Like, you’ve gone to work, cleaned the apartment, done the laundry,
and then... you get the electric bill in the mail, and it just sends
you over the edge. It’s
the metaphorical straw that
broke the camel’s back. This
happens to me sometimes. I
get really dramatic about it too. I’m like, no, I
refuse!!! F***
you electric company, I’ve
adulted enough today! I’m going to eat a
bowl of ice cream for dinner
and watch cat videos all
evening in my pajamas.
So
now, being a real adult and
all, I will be in school full time and working 3 jobs. Just like all
successful adults. In case
you’re wondering about all those jobs, I shall elaborate. 1) still
working at the lab. This is my main job and part of my degree, which
is a research based degree. 2) Still working with the older woman,
helping her with “technological” things- like answering emails,
buying books online, and printing documents from her printer. 3) The
newest of my jobs is with an organization that hosts shabbat meals,
mostly Friday nights, for groups from out of the country. Jews,
non-Jews- anyone who wants to experience an authentic shabbat meal. I
basically do the waitressing part of the meals, the setting up
beforehand, the serving of
the food (catered by the industrial area outside of Ma’ale Adumim),
and the clearing up afterwards. As surprising as this might sound,
I’m enjoying this job quite a lot more than I thought I would. It
certainly has a few perks- flexibility (I sign up on the weeks I want
to work), leftovers (cooking for one is quite a pain. It’s either
an omelet
for dinner, or an actual meal which will end up being eaten every day
for the next week), and not having to find Friday night meal plans
(which were usually just me posting my pleas for food and company on
Facebook Thursday night in the hopes that someone would take pity on
me). The most surprising thing about the job (considering I’m not
exactly what one would call a “people person”) is the
sociological aspect of the job. I get to observe from the background
all these groups of people from all over the world, and the families
hosting them. I have so far worked with a group
of respected authors and artists from the US (non-Jewish), a group of
women from the Jewish Federation (incidentally they were from the NJ
chapter) with a few lone soldiers in attendance (the women LOVED
that), a group of international students from the Moody Bible
Institute (they had LOTS of questions for the hosts- about everything
from shabbat observance, to Jews’ view on the Holy Trinity, to
Judaism’s take on women and feminism), an
extended Jewish family from Atlanta in Israel for a bar mitzvah (they
gave me their card after the meal saying that they run an
organization that gives grants and funding to groups researching
brain cancer), and groups of
mixed families from the US, Italy, China, France, and Belgium who got
matched up for a shabbat meal (Jewish and non-Jewish, with different
levels of religious observance in all religions). I
have no idea where they find these groups of people, or where these
groups of people find us, but there are many of these meals going on
all over Jerusalem on any given Friday night.
I actually
have my former roommate to thank for the job. He called me up one day
and asked if I was interested in making some extra money. The offer
sounded a bit suspicious, so I asked him if it involved the global
drug trade or organ trafficking. He responded, “no, of course not!

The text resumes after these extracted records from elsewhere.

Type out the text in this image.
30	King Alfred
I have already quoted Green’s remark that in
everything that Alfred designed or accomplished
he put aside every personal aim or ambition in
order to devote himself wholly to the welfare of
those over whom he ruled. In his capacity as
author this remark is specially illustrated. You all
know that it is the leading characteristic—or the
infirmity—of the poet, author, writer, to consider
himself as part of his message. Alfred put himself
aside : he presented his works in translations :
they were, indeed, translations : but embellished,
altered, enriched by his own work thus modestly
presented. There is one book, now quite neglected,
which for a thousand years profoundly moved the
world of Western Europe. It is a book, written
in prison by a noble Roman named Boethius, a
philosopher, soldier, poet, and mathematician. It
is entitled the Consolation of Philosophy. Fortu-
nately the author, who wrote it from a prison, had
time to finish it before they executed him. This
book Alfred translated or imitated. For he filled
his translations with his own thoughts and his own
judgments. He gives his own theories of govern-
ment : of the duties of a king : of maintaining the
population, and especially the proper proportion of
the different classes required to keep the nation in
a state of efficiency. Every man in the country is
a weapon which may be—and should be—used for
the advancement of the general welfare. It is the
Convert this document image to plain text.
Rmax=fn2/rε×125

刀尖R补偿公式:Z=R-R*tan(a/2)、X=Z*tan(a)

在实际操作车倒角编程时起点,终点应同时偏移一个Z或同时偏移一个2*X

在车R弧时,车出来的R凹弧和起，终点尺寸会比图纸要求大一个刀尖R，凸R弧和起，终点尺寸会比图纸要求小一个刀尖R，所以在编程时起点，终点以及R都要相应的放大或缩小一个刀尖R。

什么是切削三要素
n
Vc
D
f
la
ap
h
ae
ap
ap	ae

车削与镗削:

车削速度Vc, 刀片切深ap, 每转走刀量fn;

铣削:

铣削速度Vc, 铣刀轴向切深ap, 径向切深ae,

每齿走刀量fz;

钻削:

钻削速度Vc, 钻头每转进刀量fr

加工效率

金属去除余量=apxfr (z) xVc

Don’t be ridiculous. It’s actually prostitution.”
In other news, I’m taking 2 years
worth of vacation intermittently over the course of 3 weeks. In fact
it may be more like 5 years worth of vacation. My parents and I just
got back from a two and a half day stint in Akko. Next week I’ll be
in Eilat for 3 days for a work conference (ok, so that’s not
EXACTLY a vacation considering our schedule is lectures and poster
sessions from 9am to 8pm every day), and perhaps a few days in Tel
Aviv with my sister and her family who will be arriving in Israel
when I’m in Eilat. Tina and David decided that flying with a 3 year
old and a 2 month old would be a bucket of laughs, but I guess you
take what you can get. In any case, it saves me from having to take
an actual
vacation and flying to the States.
The bottom line is that Johnny’s
going to be sad and probably destroy the furniture while I’m gone.
But that’s life with
Johnny.
For someone who would prefer to be in pajamas way before bedtime (and who wouldn't, really?) you are incredibly industrious. Enjoy your various mini-vacations before the next round of schooling kicks in!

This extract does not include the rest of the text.